Por Notas & Informações
Pagar a conta de luz ou comprar bens de consumo – esta vem sendo uma escolha obrigatória para 72% dos brasileiros, segundo pesquisa do Datafolha para a Associação Brasileira dos Comercializadores de Energia Elétrica (Abraceel). Economizar eletricidade, uma das providências possíveis para atenuar o problema, acaba sendo uma solução menos eficiente do que pode inicialmente parecer. Afinal, o preço da eletricidade está embutido também no custo dos produtos consumidos. A energia elétrica representa, em média, 23,1% do preço da cesta básica no Brasil, de acordo com estudo encomendado pela Associação de Grandes Consumidores Industriais de Energia e de Consumidores Livres (Abrace) e divulgado em julho.
Custos diretos e indiretos da eletricidade são obviamente mais pesados para famílias de menor renda, aquelas normalmente mais afetadas pela inflação. As tarifas de energia elétrica até diminuíram para a maior parte das famílias, nos últimos meses, graças à redução de impostos, mas o aperto orçamentário continuou. Tem-se discutido se a situação dos consumidores poderia melhorar, se houvesse mais empresas fornecedoras de eletricidade e se eles pudessem escolher de quem comprar. Essa discussão pode ser relevante para todos ou quase todos os tipos de consumidores, familiares ou empresariais, mas o problema real, no Brasil, é mais complicado.

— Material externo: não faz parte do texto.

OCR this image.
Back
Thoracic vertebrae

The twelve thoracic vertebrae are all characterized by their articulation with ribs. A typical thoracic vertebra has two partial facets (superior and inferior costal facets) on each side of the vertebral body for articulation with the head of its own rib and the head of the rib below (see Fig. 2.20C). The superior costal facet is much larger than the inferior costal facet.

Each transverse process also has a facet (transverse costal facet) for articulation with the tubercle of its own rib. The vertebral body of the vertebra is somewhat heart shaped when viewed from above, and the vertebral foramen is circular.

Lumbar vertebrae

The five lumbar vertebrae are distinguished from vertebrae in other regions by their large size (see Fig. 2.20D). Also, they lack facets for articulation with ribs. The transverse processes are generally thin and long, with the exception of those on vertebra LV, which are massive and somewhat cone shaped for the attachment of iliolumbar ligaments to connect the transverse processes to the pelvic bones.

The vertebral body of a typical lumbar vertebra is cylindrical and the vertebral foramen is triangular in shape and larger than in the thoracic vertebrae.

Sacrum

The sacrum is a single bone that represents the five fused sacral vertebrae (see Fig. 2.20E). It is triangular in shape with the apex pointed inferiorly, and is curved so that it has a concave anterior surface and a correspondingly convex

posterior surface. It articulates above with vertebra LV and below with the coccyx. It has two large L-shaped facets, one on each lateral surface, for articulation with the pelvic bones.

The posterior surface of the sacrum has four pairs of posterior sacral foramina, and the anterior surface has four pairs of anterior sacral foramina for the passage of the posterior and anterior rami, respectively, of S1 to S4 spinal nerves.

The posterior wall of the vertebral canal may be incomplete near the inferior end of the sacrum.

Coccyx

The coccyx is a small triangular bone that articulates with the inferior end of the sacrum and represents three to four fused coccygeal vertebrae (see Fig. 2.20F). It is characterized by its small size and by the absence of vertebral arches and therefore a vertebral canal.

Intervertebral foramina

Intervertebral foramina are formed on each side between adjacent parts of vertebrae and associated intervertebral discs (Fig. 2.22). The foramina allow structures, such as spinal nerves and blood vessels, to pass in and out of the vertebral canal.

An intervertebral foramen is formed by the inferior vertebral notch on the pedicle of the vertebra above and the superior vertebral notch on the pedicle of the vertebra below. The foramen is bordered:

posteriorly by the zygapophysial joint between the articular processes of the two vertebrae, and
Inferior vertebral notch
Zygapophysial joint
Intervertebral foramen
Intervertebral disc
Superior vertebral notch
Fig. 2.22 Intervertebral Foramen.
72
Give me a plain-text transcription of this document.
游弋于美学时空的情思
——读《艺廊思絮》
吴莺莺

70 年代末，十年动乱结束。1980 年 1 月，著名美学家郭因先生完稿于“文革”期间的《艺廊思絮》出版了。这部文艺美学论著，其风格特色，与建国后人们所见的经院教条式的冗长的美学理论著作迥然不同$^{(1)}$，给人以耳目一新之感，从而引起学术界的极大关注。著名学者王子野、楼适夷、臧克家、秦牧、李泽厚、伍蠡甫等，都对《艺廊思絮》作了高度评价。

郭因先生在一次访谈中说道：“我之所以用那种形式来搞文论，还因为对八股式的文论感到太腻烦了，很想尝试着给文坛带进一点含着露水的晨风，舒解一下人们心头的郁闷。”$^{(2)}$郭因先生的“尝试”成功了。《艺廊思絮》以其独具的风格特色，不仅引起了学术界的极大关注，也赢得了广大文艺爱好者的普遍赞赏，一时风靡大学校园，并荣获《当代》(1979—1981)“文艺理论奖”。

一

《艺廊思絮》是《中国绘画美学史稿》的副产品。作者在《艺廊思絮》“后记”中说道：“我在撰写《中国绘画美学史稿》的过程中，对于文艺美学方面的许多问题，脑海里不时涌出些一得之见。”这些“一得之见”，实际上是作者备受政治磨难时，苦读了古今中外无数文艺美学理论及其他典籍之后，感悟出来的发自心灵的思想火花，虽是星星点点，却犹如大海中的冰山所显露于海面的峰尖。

No último ano, 44% dos brasileiros deixaram de pagar alguma conta de luz, segundo a pesquisa do Datafolha, mas às vezes é preciso cortar alguma compra. Não se pode, no entanto, vincular esse dilema apenas ao custo da eletricidade. A conta de luz foi posta de lado, em algum momento, provavelmente porque a alternativa seria o corte de algo inadiável, como comida, por exemplo.
O custo da eletricidade, assim como o do gás, é um problema especialmente grave, no Brasil, porque a maior parte das famílias é pobre e porque, além disso, a inflação raramente dá alguma trégua. Em outubro, por exemplo, o gás de botijão ficou 0,67% mais barato e a tarifa de eletricidade subiu menos que em setembro, com a variação mensal passando de 0,78% para 0,30%. Mas o custo de alimentos e bebidas subiu 0,72%, depois de ter recuado 0,51%, e foi o principal componente do aumento do Índice Nacional de Preços ao Consumidor Amplo (IPCA). No ano, o item alimentos e bebidas encareceu 10,32%. Em 12 meses, 11,21%, com elevação muito superior à da média geral dos preços, 6,47%.
Inflação persistente, alimentada pela incerteza fiscal e pela frequente oscilação do dólar, é um problema social associado só em parte ao custo da energia. Num país com muita pobreza e com ampla informalidade no mercado de trabalho, a vulnerabilidade a qualquer aumento de preço é condição da maior parte das famílias. A volatilidade do consumo neste ano tem sido um componente desse quadro. Apesar da expansão observada em vários momentos, neste ano, em 12 meses o volume de vendas do comércio varejista foi 0,7% menor que no período anterior. A conta de luz foi parte apenas parte desse aperto.